For Kimuschkele from BBDO
The chances are unlikely we'll be facing a shortage of bad news stories anytime soon. 'Hard-core consumers of bad news stories: take heart. The end is nowhere in sight.
Still, many folks must wonder why there is so little coverage of good news stories. Haven't you heard? Sex sells! Well? Forgive me if that sounds cynical, but the broadcast and print media-like other business enterprises-are driven by profit.
I've no bone to pick with that. However, it does make me wonder what it is about our human nature that prefers the contemptible to the compassionate, the horrid to the hopeful.
"All the news that's fit to print" has to be reported. I get that though I suspect we've become jaded by what mainstream journalists deem newsworthy.
And as I am not a journalist, I feel no obligation to do as they do.
Rather I tell stories not only about good news but good people, of caring folks, friends and neighbors practicing what they preach or that preached to them, who then step back into the world to actualize the ideals which underlay the Jewish concept of community.
'No, this is not another "catastrophe breeds kindness" story.'
It only just recently burst into bloom, much like a garden of flowers but whose faces, I dare say, are not as pretty as the ones you’ll see here: www.facebook.com/AlanDBusch.
By the end of the first trimester, the news of these good tidings began to spread after ultrasound imaging revealed the presence of 'Nope, not one, not two but three babies, that's right, three, you know the number between two and four.'
But with six months left of a triplet pregnancy, there was every good reason for discrete yet joyous expectation.
Our rabbis of blessed memory measure the authenticity of our prayers by likening them to precious metals: bronze, silver and gold.
He whose prayer is uttered only in circumstances of extremity, when everything that could have gone wrong, did; his prayer the rabbis liken to bronze.
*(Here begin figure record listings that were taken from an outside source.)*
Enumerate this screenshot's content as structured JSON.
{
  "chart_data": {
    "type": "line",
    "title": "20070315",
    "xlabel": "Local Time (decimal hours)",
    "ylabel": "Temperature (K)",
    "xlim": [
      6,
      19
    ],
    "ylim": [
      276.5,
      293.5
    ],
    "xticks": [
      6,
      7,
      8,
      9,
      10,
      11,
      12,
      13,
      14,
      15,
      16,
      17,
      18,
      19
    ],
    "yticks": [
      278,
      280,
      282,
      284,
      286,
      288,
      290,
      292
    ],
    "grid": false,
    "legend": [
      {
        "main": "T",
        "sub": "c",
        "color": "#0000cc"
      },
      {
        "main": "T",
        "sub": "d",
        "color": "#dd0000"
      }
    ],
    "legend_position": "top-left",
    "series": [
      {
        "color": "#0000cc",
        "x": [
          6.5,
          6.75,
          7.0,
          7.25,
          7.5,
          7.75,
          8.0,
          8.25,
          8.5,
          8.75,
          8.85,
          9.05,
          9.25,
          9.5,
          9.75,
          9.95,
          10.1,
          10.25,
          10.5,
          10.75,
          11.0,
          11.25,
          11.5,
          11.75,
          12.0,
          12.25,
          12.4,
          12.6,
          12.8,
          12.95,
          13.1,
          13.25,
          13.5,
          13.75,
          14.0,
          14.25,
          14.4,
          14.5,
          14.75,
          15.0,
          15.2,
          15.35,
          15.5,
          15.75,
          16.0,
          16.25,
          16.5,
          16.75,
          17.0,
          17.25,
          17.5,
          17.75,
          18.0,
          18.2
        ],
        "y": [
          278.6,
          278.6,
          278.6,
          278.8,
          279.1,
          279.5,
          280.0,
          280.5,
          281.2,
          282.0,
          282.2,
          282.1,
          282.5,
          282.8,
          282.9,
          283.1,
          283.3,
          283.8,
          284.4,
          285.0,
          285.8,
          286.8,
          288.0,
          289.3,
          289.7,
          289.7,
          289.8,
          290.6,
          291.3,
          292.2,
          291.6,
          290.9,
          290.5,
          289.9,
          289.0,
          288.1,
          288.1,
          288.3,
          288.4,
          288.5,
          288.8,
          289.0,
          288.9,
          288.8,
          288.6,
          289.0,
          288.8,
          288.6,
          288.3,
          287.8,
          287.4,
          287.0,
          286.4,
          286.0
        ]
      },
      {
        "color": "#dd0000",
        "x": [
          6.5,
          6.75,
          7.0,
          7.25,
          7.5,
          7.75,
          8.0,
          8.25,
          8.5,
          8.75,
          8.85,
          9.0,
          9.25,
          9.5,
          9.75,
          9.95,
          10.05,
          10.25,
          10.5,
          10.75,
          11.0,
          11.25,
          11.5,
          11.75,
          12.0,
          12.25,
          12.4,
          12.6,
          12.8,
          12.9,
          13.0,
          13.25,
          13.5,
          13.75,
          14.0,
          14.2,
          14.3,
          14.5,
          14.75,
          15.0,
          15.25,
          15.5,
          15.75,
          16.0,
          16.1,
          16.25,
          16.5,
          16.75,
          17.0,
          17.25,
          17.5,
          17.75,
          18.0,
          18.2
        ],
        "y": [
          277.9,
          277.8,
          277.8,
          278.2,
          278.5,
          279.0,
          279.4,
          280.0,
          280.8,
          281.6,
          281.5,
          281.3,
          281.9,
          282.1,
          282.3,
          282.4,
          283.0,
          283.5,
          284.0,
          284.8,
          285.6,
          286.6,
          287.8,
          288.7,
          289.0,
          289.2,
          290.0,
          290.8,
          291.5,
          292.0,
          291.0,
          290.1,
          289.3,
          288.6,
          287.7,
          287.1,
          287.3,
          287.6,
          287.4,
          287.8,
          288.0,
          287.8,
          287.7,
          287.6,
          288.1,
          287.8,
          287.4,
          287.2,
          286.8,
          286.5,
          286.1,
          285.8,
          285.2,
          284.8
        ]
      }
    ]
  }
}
He whose prayer reflects neither grievance nor praise the Rabbis liken to silver, but the man who, having done well in life, prays with genuine intensity and unconditional faith, acknowledging that all which seems to be his, isn't; his prayer our sages liken to gold.
It has remained moral man's most perplexing conundrum since the time of Job.
It isn't so much the apparent contradiction between Elokeinu-our God about Whom we say "Hodu Hashem ki tov, ki leolam chasdo" (Praise G-d for His eternal kindness) and the God Who visits misfortune, pain and tragedy upon so many, much to the bewilderment of those who want to believe but can no longer than it is our human response to a power-not of our human mind's making, as the cynic contends, but which by itself created all, every being and thing-that ultimately determines how meaningfully we live and love life for ourselves and others.
So it is with humility I thank my wife Heather, the community of Congregation Kesser Maariv Beis Medrash HaGadol Anshe Luknik and rabbinic leadership with special thanks to its many cooking, knitting, visiting, organizing, contributing and baby-holding moms, grandmoms, dads and grandads for their bountiful kindnesses and encouragement to this now 59 year-old father who reportedly was spotted recently after dark shopping for a crib at Target.
If you see this father of six children: Benjamin, z’l, Kimberly, Zac and newly-arrived triplets: Zmira Shoshana, Hallel Jocheved and Guriel Shemtov, approach with caution. He may appear dazed.